Mentre mi dice tutti gli impegni nella sua agenda, infila la mano sotto le mutandine e infila un dito dentro di me.
Gemo e mi stringo attorno al suo dito.
«Poi alle sedici e trenta ho una riunione con...» non lo ascolto più.
La sua voce roca e seducente da morire. Mi penetra a fondo con due dita mentre con il pollice massaggia il clitoride, con lenti movimenti circolari.
«Cazzo...» gemo e chiudo gli occhi.
«Perdi il controllo, abbandonati...» sussurra.
Bastano le due parole a portarmi al limice, esplodendo attorno alle sue dita.
Apro gli occhi e lo vedo abbassarsi appena i boxer per far uscire tutta la sua erezione.
«Sta uscendo l'alba adesso.» mormora al mio orecchio, mordendomi e succhiando il lobo, tirandolo piano tra di denti.
«Vieni.» dico, spostandimi da sotto di lui.
Lui mi segue e quando esco fuori dal terrazzo, lo vedo che mi guarda incantato. Stregato. Rapito.
Mi prende in braccio mentre mi tengo alla ringhiera, con la schiena appoggiata sopra e le mie gambe divaricate attorno a lui.
«Cazzo...» geme quando mi penetra senza nessuna barriera tra noi.
«Come si sta bene dentro di te piccola... Sei così stretta...»
«Ale.»
«Si?»
«Zitto e scopami.» bastano le mie parole a farlo tremare di piacere.

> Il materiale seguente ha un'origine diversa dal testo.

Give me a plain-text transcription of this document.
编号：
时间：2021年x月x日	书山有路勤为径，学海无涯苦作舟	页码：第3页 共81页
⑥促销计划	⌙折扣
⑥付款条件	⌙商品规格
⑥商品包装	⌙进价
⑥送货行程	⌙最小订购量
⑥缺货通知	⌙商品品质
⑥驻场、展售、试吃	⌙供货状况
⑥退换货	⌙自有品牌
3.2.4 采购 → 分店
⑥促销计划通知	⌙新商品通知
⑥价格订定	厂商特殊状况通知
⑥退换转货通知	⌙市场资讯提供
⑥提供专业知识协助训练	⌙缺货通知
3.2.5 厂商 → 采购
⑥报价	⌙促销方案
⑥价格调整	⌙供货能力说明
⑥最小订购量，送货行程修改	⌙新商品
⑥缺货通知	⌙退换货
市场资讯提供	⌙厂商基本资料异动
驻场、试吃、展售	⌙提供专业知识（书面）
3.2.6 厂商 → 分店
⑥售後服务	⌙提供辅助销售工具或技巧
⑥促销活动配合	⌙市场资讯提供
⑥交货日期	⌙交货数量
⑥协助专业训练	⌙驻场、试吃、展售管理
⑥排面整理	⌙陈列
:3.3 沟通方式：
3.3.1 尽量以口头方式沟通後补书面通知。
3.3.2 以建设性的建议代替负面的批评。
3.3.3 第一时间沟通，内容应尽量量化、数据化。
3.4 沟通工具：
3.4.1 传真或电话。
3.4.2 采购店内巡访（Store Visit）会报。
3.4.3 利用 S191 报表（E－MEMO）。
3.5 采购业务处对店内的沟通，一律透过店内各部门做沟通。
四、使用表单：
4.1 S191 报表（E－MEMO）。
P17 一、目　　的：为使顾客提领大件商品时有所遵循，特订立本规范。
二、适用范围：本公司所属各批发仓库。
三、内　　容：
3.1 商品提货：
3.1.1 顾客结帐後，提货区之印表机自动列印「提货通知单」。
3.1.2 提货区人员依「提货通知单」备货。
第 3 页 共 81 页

Mette una mano sul collo si spinge con colpi secchi dentro di me.
«Cazzo piccola...» stringo i muscoli vaginali e lo sento imprecare mentre spinge più forte.
«Dio...» lo bacio e mentre la mia lingua tocca la sua, un suono gutturale rimbomba fra noi.
Esplode dentro di me ed entrambi crolliamo sul pavimento.
«Cazzo Ale!» urlo mentre lui si insinua tra le mie cosce per leccarmi il clitoride e spingere dentro tre dita.
«Cazzo!» urlo e gli tiro i capelli.
Vengo nella sua bocca, urlando il suo nome.
Quando rientriamo in casa, ormai sono le sei di mattina.
Facciamo la doccia insieme ed entrambi ci mettiamo nudi nel suo letto per dormire.
Dopo circa due ore, sento la sveglia di Alessandro suonare.
«Vado a lavoro.» mi sussurra all'orecchio per poi stamparmi un casto bacio sulla fronte.
«Buon lavoro.» dico con uno sbadiglio per poi crollare di nuovo, con la testa sul cuscino che ha l'odore di lui.